In the room on the right, 'The Twilight of Idols' brings together works that have been magnified by their destruction and destroyed by their 'magnification'. On the one hand, Burning is shining, a series of solid wood panels gilded with gold leaf and then burned, opens up the question of the power of icons and iconoclasm. On the other hand, Black is Virgin is a set of nine charred and sap-covered virgins. In a paradoxical movement of covering and glorification, these works refer as much to the pre-Christian cults of the goddess of fertility as to the mysterious phenomena that manifest themselves in all religions.

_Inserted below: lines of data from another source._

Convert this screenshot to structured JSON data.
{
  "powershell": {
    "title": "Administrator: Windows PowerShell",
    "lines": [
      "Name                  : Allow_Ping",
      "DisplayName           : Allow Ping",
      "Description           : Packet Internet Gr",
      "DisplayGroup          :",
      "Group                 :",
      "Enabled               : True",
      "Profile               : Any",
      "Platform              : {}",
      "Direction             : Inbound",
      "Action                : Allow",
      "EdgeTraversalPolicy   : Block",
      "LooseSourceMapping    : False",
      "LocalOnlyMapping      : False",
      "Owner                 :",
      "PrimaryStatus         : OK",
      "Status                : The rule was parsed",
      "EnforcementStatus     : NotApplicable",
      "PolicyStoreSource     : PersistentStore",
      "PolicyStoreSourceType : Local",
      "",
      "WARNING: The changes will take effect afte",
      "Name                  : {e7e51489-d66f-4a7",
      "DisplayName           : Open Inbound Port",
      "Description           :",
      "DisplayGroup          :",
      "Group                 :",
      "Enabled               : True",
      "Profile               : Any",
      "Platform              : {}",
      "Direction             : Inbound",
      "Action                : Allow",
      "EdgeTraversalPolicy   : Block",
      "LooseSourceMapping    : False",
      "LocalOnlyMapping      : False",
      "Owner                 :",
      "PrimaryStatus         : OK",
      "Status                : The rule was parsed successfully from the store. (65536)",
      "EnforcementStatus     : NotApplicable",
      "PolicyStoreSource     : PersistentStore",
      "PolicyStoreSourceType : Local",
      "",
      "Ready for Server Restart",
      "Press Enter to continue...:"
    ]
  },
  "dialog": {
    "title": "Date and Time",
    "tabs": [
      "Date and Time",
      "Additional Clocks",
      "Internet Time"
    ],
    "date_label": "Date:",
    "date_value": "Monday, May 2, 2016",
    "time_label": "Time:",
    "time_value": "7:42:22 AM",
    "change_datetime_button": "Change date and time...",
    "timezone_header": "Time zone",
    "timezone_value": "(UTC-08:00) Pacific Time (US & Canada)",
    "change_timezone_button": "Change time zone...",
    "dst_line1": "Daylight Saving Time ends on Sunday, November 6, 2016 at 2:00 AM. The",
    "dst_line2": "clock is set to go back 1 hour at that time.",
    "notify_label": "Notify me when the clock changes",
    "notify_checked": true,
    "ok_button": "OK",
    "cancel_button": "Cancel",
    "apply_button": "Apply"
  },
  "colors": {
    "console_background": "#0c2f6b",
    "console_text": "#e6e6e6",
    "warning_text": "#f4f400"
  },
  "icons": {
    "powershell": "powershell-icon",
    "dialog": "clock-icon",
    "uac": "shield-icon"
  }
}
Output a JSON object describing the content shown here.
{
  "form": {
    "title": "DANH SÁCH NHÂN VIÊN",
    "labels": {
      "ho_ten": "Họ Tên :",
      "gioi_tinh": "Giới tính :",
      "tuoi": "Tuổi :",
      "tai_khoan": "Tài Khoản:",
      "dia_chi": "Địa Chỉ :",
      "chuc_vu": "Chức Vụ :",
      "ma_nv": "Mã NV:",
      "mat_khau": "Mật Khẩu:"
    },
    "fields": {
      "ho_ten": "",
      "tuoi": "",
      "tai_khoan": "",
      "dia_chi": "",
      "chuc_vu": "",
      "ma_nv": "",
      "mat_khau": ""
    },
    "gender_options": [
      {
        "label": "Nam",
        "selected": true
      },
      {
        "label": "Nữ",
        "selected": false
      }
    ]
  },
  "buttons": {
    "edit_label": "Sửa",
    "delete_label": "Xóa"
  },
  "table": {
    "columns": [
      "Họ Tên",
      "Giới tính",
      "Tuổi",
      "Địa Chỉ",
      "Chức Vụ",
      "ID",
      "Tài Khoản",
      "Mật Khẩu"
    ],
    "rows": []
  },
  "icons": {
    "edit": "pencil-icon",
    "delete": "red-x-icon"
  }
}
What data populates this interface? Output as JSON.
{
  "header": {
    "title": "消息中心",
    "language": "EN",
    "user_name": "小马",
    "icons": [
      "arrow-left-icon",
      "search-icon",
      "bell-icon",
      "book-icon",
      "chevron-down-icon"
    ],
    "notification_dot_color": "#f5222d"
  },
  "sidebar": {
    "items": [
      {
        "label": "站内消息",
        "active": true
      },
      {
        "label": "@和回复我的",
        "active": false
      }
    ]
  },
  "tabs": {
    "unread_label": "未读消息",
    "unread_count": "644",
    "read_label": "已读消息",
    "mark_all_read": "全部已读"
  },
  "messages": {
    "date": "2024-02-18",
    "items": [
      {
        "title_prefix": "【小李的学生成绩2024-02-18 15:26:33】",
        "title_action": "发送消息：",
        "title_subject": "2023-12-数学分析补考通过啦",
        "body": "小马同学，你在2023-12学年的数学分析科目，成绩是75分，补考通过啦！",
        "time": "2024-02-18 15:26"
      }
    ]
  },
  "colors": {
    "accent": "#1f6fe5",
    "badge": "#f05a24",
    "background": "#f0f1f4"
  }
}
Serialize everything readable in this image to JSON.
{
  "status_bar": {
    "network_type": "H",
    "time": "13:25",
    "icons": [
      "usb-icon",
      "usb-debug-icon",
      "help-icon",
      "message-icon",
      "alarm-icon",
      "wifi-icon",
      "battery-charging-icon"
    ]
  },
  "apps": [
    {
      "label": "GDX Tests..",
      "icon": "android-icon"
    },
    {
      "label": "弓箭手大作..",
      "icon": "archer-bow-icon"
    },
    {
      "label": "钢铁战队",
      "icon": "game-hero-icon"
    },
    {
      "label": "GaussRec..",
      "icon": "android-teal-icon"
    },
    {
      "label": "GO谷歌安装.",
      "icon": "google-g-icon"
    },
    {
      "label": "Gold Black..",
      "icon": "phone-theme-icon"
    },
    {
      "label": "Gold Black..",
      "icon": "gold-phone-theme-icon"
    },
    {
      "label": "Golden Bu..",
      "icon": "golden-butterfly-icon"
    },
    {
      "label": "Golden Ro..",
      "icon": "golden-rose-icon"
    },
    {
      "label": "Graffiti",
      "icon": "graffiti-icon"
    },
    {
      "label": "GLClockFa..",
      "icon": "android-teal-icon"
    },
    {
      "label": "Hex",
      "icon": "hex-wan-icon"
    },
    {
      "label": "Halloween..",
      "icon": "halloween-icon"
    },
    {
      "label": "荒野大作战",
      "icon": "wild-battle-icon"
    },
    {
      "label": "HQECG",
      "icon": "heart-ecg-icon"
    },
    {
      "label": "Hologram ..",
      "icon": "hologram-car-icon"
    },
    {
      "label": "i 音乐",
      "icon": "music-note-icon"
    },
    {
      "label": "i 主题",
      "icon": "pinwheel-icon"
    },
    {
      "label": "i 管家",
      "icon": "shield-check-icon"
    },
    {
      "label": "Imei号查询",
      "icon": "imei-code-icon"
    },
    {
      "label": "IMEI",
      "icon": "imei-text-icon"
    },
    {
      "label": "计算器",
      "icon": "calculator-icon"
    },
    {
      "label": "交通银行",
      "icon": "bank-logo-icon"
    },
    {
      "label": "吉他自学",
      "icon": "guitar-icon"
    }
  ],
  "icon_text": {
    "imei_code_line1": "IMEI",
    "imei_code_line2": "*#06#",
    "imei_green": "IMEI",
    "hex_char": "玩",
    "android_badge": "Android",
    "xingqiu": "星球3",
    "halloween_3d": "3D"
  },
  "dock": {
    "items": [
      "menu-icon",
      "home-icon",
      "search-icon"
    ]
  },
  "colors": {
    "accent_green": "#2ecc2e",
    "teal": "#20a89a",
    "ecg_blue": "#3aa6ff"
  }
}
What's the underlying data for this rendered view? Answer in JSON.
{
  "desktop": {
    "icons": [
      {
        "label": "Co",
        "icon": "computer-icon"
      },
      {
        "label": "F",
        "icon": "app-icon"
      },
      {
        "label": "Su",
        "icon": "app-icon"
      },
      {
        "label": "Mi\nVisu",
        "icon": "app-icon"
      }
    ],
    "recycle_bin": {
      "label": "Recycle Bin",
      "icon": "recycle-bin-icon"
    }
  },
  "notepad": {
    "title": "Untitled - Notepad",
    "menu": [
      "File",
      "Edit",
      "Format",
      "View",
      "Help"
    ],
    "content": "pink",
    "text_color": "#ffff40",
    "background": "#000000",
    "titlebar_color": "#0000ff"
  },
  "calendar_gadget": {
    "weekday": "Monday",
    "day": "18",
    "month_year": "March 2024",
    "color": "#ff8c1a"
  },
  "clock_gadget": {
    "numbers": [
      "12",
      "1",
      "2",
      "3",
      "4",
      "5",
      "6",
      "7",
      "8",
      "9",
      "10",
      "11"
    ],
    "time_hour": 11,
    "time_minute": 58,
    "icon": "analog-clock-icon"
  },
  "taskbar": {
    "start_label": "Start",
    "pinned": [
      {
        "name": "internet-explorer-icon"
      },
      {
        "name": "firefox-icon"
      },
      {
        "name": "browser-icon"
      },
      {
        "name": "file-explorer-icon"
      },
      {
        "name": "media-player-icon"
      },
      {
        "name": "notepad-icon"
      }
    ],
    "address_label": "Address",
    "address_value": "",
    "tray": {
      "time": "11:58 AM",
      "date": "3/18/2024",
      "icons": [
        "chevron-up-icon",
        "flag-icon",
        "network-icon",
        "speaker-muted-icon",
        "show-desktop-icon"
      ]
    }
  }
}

In the left-hand room, three works have their origin in the notion of the psyche, both in the symbolic sense of the Greek origins of the word (metamorphosis of the caterpillar into a butterfly) and in the sense of the contemporary derivative word 'psyche'. These works are part of a general reflection by the artist on time and the passage from one state to another. Allusions to ancient still lifes or representations of the passage to the afterlife are spectacularly evident in the silver glass recumbent entitled Death is an image.
With The Colour of time, in the back room, Fabrice Samyn delivers a work full of nuances composed of twelve solid glass globes in the colours of the different hours of the day. From dawn to dusk. A celestial evocation, this work questions, in a subtle gradation, the fullness of emptiness and the emptiness of fullness under the solar eye of a watercolour facing it.
Finally, in the lower room, a fourth body of work questions the sphere of the gaze and illustrates the performative aspect present in the artist's practice. One example is Blind piece 1, a work resulting from an encounter between a blind woman and the artist. The artist sculpted her face without ever seeing her. He only became aware of the relief of his model's face by touching her through a curtain that separated them from each other.
Ultimately, this exhibition revolves around time and its territories; the four groups of works are based on the temporal dimension of the sacred and the profane, the evanescent and the fleeting, the luminous and the concealed, the intimate and the distant.